September 22nd, 2010 § 1 Comment

I hear this almost every day “I started using Facebook to keep up with my family, but now I have business connections on there.  I am not sure I should have them both.”  That is a very important statement, and a very important thought process to complete before you decide.

Ask yourself the following:

  1. Do I want to grow my business connections and am I okay with being personal with business people?
  2. Do I have a filter (eg am I going to want to share when my son is potty trained or when the dog just took a dump in the house?)
  3. Do I understand all of the Facebook security and privacy settings available to me?
  4. Do I need a Fan Page for business connections and a Facebook profile for my family and friends?

If you have a filter and understand the business of people doing business with people, then you are more than ready to combine work and family on your profile.  If on the other hand you would prefer to keep these two worlds separate and you are not ready for a fan page, then just connect with business people on LinkedIn.

If you have decided to combine both worlds on your profile, review your privacy settings:

  1. Check your photo album settings.  You can make them visible to specific groups or individuals.  You should not make all pictures open for everyone to view.  Even if you are a photographer.
  2. If you would not say something on the side of a bus, then send it in a message.  A DM (direct message) is a much better way to communicate with someone one on one versus talking really loud to one person in a crowd and posting a simple personal message to their wall.
  3. Use the “@” symbol to highlight businesses, fan pages and people you want to cross promote.  This is a wonderful way to say “a great job” or “I recommend this person.”
  4. You can tie your website, blogs and twitter feeds directly to your Facebook profile using apps and tabs.  Check them out.
  5. Consider your audience when picking your profile picture – this is the first thing someone sees when they search you on Facebook.
  6. Set your privacy settings to share your “information” with all, but keep the rest of your page (and connections) private until your are “friends”.  This is like handing out your business card before handing someone your full life biography.
  7. Keep it light on your status.  We all have super icky days and work clients we would love to just trash – but screaming about it (in all caps) on your status is more likely to turn friends and contacts off than to keep growing your network.
  8. Use groups.  Under the “edit friends” setting you can create groups.  Please take the time to set these up and you can check status updates by group, send messages by group, share albums by groups – allowing you laser focus in your communications versus buckshot.
  9. Do not invite every person to every event.  If your event is local you can invite your local groups, do not flood others with events they will not attend.  It takes away from the purpose of a targeted event and communication.
  10. Consider sharing open events on your wall, but targeting your invitations.  A message accompanied by an invitation will bring you more response than an open event with no idea why a person should consider attending.
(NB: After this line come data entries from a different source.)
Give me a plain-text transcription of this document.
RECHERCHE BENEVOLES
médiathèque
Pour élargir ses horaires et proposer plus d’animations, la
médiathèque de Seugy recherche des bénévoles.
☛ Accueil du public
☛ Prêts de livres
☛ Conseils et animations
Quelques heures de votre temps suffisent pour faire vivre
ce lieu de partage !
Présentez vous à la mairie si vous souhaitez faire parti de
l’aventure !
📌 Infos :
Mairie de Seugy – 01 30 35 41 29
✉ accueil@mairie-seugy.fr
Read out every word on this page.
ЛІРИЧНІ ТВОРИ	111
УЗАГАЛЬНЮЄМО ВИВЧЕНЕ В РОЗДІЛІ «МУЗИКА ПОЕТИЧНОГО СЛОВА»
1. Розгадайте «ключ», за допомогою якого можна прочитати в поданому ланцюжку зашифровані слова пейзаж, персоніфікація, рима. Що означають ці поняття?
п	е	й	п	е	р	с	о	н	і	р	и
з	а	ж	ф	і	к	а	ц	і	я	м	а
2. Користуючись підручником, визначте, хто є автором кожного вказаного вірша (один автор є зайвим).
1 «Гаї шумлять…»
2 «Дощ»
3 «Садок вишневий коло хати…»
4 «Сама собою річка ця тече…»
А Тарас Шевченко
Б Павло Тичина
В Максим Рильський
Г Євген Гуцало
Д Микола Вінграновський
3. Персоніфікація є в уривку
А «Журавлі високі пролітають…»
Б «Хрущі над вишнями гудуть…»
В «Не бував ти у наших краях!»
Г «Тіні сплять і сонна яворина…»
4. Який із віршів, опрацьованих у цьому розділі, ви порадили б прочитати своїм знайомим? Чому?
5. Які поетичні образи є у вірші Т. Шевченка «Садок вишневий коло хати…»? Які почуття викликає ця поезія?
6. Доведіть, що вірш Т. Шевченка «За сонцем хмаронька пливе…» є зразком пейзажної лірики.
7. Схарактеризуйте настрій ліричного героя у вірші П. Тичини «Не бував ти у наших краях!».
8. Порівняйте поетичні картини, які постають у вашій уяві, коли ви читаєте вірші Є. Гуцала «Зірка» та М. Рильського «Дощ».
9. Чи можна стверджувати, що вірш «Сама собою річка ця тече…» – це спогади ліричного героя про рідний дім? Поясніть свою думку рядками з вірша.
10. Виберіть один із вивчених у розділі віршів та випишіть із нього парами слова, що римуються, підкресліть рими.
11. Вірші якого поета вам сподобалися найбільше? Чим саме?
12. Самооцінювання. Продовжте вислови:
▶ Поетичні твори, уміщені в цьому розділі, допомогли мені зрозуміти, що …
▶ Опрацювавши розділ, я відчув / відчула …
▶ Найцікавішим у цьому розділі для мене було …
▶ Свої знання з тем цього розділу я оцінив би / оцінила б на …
Sure, Facebook was started as a way for college students to communicate and share “experiences” but consider these statistics published by Facebook:

  • There are over 900 million objects that people interact with (pages, groups, events and community pages)
  • Average user is connected to 80 community pages, groups and events
  • Average user creates 90 pieces of content each month
  • More than 30 billion pieces of content (web links, news stories, blog posts, notes, photo albums, etc.) shared each month.
  • There are more than 150 million active users currently accessing Facebook through their mobile devices.
  • People that use Facebook on their mobile devices are twice as active on Facebook than non-mobile users.
  • There are more than 200 mobile operators in 60 countries working to deploy and promote Facebook mobile products

Opportunities for both personal connections, increased family communications and business abound!